Simulasi Pajak Mobil Mewah Listrik: Kasus Denza D9

Ketidakpastian mengenai besaran pajak kendaraan listrik juga menjadi sorotan pada segmen mobil listrik mewah. Analisis dari Bloomberg Technoz memberikan gambaran mengenai perkiraan besaran pajak untuk model MPV premium seperti Denza D9 pasca-pemberlakuan tarif PKB. Meskipun pemerintah pusat telah memberikan relaksasi pajak di tingkat nasional, penetapan tarif di tingkat daerah tetap menjadi variabel penentu harga akhir bagi konsumen.

Simulasi menunjukkan bahwa kendaraan listrik dengan spesifikasi tinggi tetap akan dikenakan nilai jual kendaraan yang signifikan, sehingga besaran PKB yang harus dibayarkan pemilik setiap tahunnya masih menjadi pertimbangan utama bagi calon pembeli di segmen mewah. Hal ini memicu diskusi mengenai perlunya standarisasi tarif pajak EV secara nasional guna menghindari ketimpangan harga antarwilayah.

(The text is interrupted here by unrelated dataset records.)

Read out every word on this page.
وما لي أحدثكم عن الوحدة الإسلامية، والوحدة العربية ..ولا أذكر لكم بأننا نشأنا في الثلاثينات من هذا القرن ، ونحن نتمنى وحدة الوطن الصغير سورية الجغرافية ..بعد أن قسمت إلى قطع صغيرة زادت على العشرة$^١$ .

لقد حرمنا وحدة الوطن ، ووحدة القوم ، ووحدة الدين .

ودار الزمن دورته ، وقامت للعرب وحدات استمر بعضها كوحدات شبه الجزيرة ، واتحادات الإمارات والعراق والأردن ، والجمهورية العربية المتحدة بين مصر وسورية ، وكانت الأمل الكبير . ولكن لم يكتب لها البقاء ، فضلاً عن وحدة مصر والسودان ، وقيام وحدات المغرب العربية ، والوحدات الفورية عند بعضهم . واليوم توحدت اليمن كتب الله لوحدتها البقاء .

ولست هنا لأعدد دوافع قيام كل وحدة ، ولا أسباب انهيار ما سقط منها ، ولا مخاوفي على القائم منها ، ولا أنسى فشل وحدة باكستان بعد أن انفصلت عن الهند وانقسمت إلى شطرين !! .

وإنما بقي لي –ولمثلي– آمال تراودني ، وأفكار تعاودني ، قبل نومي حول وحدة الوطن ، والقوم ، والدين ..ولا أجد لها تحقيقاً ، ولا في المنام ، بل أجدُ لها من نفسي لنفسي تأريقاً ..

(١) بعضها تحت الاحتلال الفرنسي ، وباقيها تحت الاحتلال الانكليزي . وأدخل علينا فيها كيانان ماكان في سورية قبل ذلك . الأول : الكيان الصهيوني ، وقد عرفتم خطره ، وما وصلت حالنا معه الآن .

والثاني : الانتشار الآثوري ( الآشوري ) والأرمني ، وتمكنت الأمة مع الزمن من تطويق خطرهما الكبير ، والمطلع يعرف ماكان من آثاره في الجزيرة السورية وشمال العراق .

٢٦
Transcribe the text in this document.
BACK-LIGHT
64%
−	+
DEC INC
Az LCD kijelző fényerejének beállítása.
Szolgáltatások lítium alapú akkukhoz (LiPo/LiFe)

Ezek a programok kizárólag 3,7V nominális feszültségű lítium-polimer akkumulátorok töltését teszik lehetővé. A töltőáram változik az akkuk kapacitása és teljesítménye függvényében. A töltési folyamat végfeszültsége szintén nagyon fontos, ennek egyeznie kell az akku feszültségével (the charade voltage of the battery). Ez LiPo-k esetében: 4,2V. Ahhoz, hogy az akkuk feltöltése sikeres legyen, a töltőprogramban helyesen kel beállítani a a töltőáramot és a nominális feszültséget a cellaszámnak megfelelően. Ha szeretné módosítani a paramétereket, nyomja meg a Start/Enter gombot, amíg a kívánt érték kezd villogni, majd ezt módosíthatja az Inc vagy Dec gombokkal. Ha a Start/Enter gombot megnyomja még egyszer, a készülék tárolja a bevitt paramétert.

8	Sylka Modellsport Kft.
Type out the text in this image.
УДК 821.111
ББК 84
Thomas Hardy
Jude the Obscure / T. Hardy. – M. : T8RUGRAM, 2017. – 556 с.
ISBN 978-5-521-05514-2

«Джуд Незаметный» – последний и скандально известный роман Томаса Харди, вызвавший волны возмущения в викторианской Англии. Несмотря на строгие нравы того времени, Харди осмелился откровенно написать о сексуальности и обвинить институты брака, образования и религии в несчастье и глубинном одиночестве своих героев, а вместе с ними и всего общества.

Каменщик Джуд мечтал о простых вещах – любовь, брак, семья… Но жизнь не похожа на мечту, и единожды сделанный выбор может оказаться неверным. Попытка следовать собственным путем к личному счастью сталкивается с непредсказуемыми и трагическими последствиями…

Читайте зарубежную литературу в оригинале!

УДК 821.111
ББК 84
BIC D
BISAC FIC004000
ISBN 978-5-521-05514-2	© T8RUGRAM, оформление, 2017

Sektor Industri: Kemitraan Hyundai dan TVS di Pasar Global

Di tengah perdebatan pajak domestik, sektor industri terus menunjukkan optimisme melalui ekspansi pasar internasional. Hyundai Motor Company resmi menjalin kemitraan strategis dengan TVS Motor Company untuk mendorong komersialisasi kendaraan listrik roda tiga di India. Sinergi ini mencakup pengembangan infrastruktur pengisian daya dan adaptasi teknologi baterai untuk kendaraan komersial ringan.

Laporan Antara Jabar menyebutkan bahwa kerja sama ini merupakan bagian dari strategi global para raksasa otomotif untuk menguasai pasar kendaraan listrik di negara berkembang dengan populasi tinggi. Keberhasilan kemitraan ini di India diharapkan dapat menjadi model bagi pengembangan ekosistem serupa di negara-negara Asia lainnya, termasuk Indonesia, dalam mendorong digitalisasi transportasi roda tiga yang lebih ramah lingkungan.

Menanti Titik Temu Kebijakan

Perbedaan arah kebijakan fiskal antara Jawa Barat dan Bali mencerminkan tantangan besar dalam harmonisasi regulasi kendaraan listrik di tingkat daerah. Masyarakat dan pelaku industri kini menanti adanya regulasi payung yang lebih konsisten dari pemerintah pusat agar transisi menuju era kendaraan listrik di Indonesia dapat berjalan tanpa hambatan birokrasi dan ketidakpastian biaya pajak di masa depan.